Neuroscience Institute, National Research Council (CNR), 56124 Pisa, Italy.
NEUROFARBA, University of Florence, 50134 Florence, Italy.
J Neurosci. 2020 Mar 25;40(13):2776-2788. doi: 10.1523/JNEUROSCI.0462-19.2020. Epub 2020 Feb 25.

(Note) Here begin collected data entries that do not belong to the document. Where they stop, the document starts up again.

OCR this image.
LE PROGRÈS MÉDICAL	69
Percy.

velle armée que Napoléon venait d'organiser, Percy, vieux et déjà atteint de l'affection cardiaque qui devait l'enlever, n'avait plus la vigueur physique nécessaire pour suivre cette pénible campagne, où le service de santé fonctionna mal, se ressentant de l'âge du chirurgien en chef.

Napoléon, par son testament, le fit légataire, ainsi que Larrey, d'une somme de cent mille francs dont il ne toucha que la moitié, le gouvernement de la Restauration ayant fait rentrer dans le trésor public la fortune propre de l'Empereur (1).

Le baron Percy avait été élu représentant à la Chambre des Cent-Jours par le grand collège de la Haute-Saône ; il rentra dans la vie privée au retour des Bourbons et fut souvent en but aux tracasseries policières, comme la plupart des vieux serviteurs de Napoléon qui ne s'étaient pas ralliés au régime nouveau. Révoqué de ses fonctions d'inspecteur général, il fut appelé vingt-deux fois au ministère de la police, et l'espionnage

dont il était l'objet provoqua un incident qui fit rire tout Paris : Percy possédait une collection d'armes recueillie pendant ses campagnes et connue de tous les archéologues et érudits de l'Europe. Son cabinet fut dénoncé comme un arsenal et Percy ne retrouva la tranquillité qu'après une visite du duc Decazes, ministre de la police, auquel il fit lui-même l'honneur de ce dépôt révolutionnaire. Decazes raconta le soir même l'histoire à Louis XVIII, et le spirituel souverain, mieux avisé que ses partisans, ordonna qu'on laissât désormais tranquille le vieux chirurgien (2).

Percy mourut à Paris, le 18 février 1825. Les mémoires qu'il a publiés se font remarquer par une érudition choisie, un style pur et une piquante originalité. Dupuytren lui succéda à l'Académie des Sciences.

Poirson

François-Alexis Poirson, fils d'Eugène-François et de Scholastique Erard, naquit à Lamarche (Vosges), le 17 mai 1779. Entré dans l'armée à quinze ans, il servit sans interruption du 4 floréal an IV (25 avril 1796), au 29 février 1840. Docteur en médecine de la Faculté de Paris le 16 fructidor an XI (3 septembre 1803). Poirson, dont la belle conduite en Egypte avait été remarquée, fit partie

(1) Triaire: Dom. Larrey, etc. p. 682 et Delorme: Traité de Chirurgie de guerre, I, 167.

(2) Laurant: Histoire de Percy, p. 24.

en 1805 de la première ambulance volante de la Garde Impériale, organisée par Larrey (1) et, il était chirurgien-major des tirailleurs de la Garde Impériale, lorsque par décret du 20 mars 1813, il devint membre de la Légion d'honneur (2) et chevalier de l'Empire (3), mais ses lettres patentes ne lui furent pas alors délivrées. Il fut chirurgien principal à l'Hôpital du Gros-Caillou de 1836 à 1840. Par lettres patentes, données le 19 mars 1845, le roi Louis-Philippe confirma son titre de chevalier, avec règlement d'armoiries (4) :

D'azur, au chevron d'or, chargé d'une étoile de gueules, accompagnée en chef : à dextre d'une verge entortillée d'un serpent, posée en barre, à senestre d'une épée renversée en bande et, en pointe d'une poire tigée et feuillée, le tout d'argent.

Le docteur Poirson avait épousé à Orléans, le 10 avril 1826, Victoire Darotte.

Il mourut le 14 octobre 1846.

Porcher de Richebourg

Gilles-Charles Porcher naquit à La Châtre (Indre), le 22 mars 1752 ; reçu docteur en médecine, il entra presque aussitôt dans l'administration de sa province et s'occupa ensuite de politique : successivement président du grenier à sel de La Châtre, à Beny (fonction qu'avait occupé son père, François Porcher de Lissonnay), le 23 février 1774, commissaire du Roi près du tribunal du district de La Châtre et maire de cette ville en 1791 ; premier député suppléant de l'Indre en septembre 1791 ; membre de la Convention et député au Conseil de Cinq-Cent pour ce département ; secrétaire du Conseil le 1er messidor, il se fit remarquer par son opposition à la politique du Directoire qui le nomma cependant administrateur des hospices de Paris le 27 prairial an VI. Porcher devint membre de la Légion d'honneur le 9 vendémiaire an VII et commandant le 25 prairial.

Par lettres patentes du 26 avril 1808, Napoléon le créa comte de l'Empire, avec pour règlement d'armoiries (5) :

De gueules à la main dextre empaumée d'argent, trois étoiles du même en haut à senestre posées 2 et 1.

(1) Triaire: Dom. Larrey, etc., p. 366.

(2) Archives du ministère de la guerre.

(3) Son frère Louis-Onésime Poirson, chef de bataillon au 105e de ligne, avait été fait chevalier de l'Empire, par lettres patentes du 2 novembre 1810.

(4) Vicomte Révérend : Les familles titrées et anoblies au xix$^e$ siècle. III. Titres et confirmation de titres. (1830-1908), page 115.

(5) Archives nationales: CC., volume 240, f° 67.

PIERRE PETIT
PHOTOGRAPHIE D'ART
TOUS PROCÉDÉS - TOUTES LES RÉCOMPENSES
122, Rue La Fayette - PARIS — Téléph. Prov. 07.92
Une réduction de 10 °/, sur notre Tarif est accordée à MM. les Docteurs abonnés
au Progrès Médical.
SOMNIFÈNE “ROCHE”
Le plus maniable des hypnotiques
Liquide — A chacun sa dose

Oligophrenin-1 (Ophn1) encodes a Rho GTPase activating protein whose mutations cause X-linked intellectual disability (XLID) in humans. Loss of function of Ophn1 leads to impairments in the maturation and function of excitatory and inhibitory synapses, causing deficits in synaptic structure, function and plasticity. Epilepsy is a frequent comorbidity in patients with Ophn1-dependent XLID, but the cellular bases of hyperexcitability are poorly understood. Here we report that male mice knock-out (KO) for Ophn1 display hippocampal epileptiform alterations, which are associated with changes in parvalbumin-, somatostatin- and neuropeptide Y-positive interneurons. Because loss of function of Ophn1 is related to enhanced activity of Rho-associated protein kinase (ROCK) and protein kinase A (PKA), we attempted to rescue Ophn1-dependent pathological phenotypes by treatment with the ROCK/PKA inhibitor fasudil. While acute administration of fasudil had no impact on seizure activity, seven weeks of treatment in adulthood were able to correct electrographic, neuroanatomical and synaptic alterations of Ophn1 deficient mice. These data demonstrate that hyperexcitability and the associated changes in GABAergic markers can be rescued at the adult stage in Ophn1-dependent XLID through ROCK/PKA inhibition. In this study we demonstrate enhanced seizure propensity and impairments in hippocampal GABAergic circuitry in Ophn1 mouse model of X-linked intellectual disability (XLID). Importantly, the enhanced susceptibility to seizures, accompanied by an alteration of GABAergic markers were rescued by Rho-associated protein kinase (ROCK)/protein kinase A (PKA) inhibitor fasudil, a drug already tested on humans. Because seizures can significantly impact the quality of life of XLID patients, the present data suggest a potential therapeutic pathway to correct alterations in GABAergic networks and dampen pathological hyperexcitability in adults with XLID.
寡啡磷蛋白 1(Ophn1)编码一种 Rho GTP 酶激活蛋白,其突变导致人类 X 连锁智力障碍(XLID)。Ophn1 的功能丧失导致兴奋性和抑制性突触的成熟和功能受损,导致突触结构、功能和可塑性缺陷。癫痫是 Ophn1 依赖性 XLID 患者的常见合并症,但过度兴奋的细胞基础知之甚少。本文报道,雄性 Ophn1 敲除(KO)小鼠表现出海马癫痫样改变,与 Parvalbumin、Somatostatin 和神经肽 Y 阳性中间神经元的变化相关。由于 Ophn1 的功能丧失与 Rho 相关蛋白激酶(ROCK)和蛋白激酶 A(PKA)活性增强有关,我们试图通过 ROCK/PKA 抑制剂 fasudil 来挽救 Ophn1 依赖性病理表型。虽然 fasudil 的急性给药对癫痫发作活动没有影响,但成年期 7 周的治疗能够纠正 Ophn1 缺陷小鼠的电生理、神经解剖和突触改变。这些数据表明,通过 ROCK/PKA 抑制,在 Ophn1 依赖性 XLID 的成年阶段,可以挽救过度兴奋和 GABA 能标志物相关的变化。本研究在 Ophn1 小鼠模型中证明了 X 连锁智力障碍(XLID)的癫痫易感性增强和海马 GABA 能回路受损。重要的是,通过 Rho 相关蛋白激酶(ROCK)/蛋白激酶 A(PKA)抑制剂 fasudil 挽救了增强的癫痫易感性和 GABA 能标志物的改变,这种药物已经在人类中进行了测试。因为癫痫发作会显著影响 XLID 患者的生活质量,因此本研究数据提示了一种潜在的治疗途径,可纠正 GABA 能网络的改变,并抑制 XLID 成人的病理性过度兴奋。